Most of the Donegal people who emigrated to other lands maintained a strong link with their families, having an affection for “dear old Donegal.” When I was back home in Philadelphia in 1967, two believers in different assemblies and unknown to each other asked me if I would ever consider going to Kerrykeel in North Donegal with the Gospel. Members in their families were still living there where there was no gospel witness. The following spring, a number of us were having open air meetings in Cork and in discussion with Sam Patterson, I found he had a tent and was anxious to use it, but had no definite place in mind. I told him of the request of those believers in America and suggested we try Kerrykeel. We obtained a site for the tent from a Mrs. Kerr who was then over 90 years of age. She was converted many years before through the witness of Mr. Tom Campbell when he was a police constable stationed in that village before he left to give his full time to the work of the Gospel. We had an enjoyable six weeks in the Gospel with God’s blessing for the Letterkenny Assembly.
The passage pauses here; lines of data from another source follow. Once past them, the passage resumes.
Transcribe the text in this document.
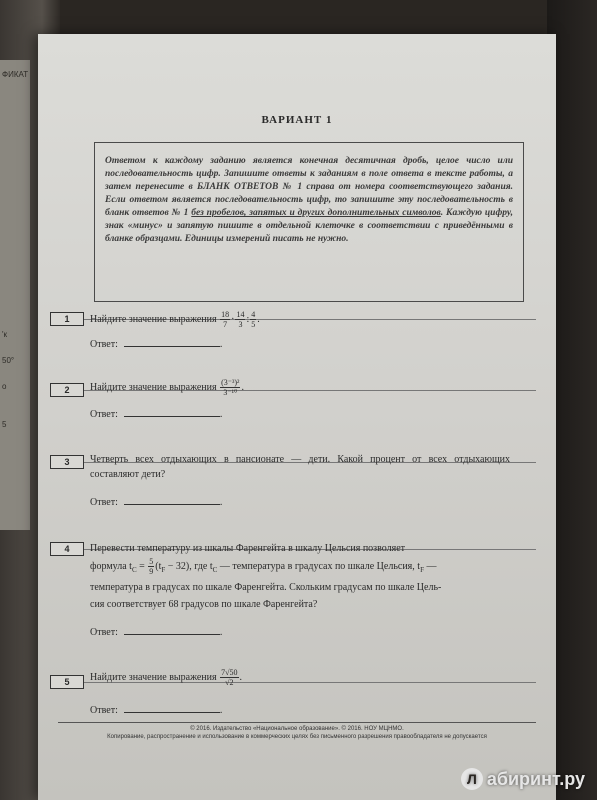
ФИКАТ
'к
50°
о
5
ВАРИАНТ 1
Ответом к каждому заданию является конечная десятичная дробь, целое число или последовательность цифр. Запишите ответы к заданиям в поле ответа в тексте работы, а затем перенесите в БЛАНК ОТВЕТОВ № 1 справа от номера соответствующего задания. Если ответом является последовательность цифр, то запишите эту последовательность в бланк ответов № 1 без пробелов, запятых и других дополнительных символов. Каждую цифру, знак «минус» и запятую пишите в отдельной клеточке в соответствии с приведёнными в бланке образцами. Единицы измерений писать не нужно.
1	Найдите значение выражения $\frac{18}{7} \cdot \frac{14}{3}$ : $\frac{4}{5}$ .
Ответ:	.
2	Найдите значение выражения $\frac{\text{(3⁻³)²}}{\text{3⁻¹⁰}}$ .
Ответ:	.
3	Четверть всех отдыхающих в пансионате — дети. Какой процент от всех отдыхающих составляют дети?
Ответ:	.
4	Перевести температуру из шкалы Фаренгейта в шкалу Цельсия позволяет
формула $t_C = \frac{5}{9} (t_F - 32)$, где $t_C$ — температура в градусах по шкале Цельсия, $t_F$ —
температура в градусах по шкале Фаренгейта. Скольким градусам по шкале Цель-
сия соответствует 68 градусов по шкале Фаренгейта?
Ответ:	.
5	Найдите значение выражения $\frac{7√50}{√2}$ .
Ответ:	.
© 2016. Издательство «Национальное образование». © 2016. НОУ МЦНМО.
Копирование, распространение и использование в коммерческих целях без письменного разрешения правообладателя не допускается
Л абиринт.ру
For brother Sam and me, those tent meetings in Kerrykeel were the start of a partnership in the Gospel that has continued to this day, as we have worked not only in Donegal, but in many parts of Ireland. The following summer we took the tent to Listillion outside Letterkenny, to the same farm where, 75 years before, Mr. Megaw and Dr. Matthews saw the beginning of a work of God that brought souls to Christ and to assembly fellowship. Again, God was pleased to bless and some were saved, later baptized, and have been a real help in the assembly ever since.

Not all our work has been done in areas where we have followed in the footsteps of earlier brethren. We have sought to reach out to new areas where there is no testimony and no believers known to us. Openings to these areas have often come in most unexpected ways and we have made it a point to try to live among the people we are trying to reach. We have used portable halls for meetings, but these require a lot of help to erect, dismantle and transport, so that in the last 25 years we have replaced them with a more convenient mobile hall on wheels which can be easily towed from place to place. With smaller numbers coming to hear the gospel, we have found the mobile hall, which can hold up to about 50 people, ample for our requirements. We have a 17 foot long living caravan in which we stay when in these more remote places. But as the years have passed and more souls have been saved, we have had more offers of places to stay and less need for the caravan.

God has blessed the simple preaching in these out-of-the-way places. Some of these have been elderly people who were shortly called into eternity, making us realize that as we preach the gospel some are hearing it for the last time. Sometimes it is not only older people who are hearing the gospel for the last time, but also younger ones as well. We had the tent one summer in a country district known as Churchtown where there was a good response to the Gospel. We were encouraged to return sometime later with the mobile hall and, again, there was a good interest, especially among the younger folk. Some of these school children even asked if they could borrow hymnbooks to copy out the words of the hymns we sang in the meetings. We heard a few years later that two girls in their late teens were killed in separate accidents. At least one of these girls would have been at our meetings. We felt this an opportune time to go back with the gospel, thinking that the tragic deaths of these teenagers would have softened the hearts of the people and made them more open to the things of God and eternity. We returned with the mobile hall and had five weeks of meetings, visiting the homes which had been bereaved and all the neighbors around, but there was only cold indifference.

Brother Sam and I have enjoyed working in fellowship with the three assemblies in the county and it is encouraging to see those who have been saved in recent years, being baptized, and taking their place with those gathered to the Lord’s Name. Some of these have also opened their homes for cottage meetings inviting their neighbors and friends to hear the message of the gospel. We have found that some will come to these meetings in the various houses who would not come to our regular meetings in the hall. The three assemblies are not large, but the gospel is going forth which is still God’s power unto salvation. The Lord is working and we pray God will be pleased to prosper the testimony for His glory in dear old Donegal.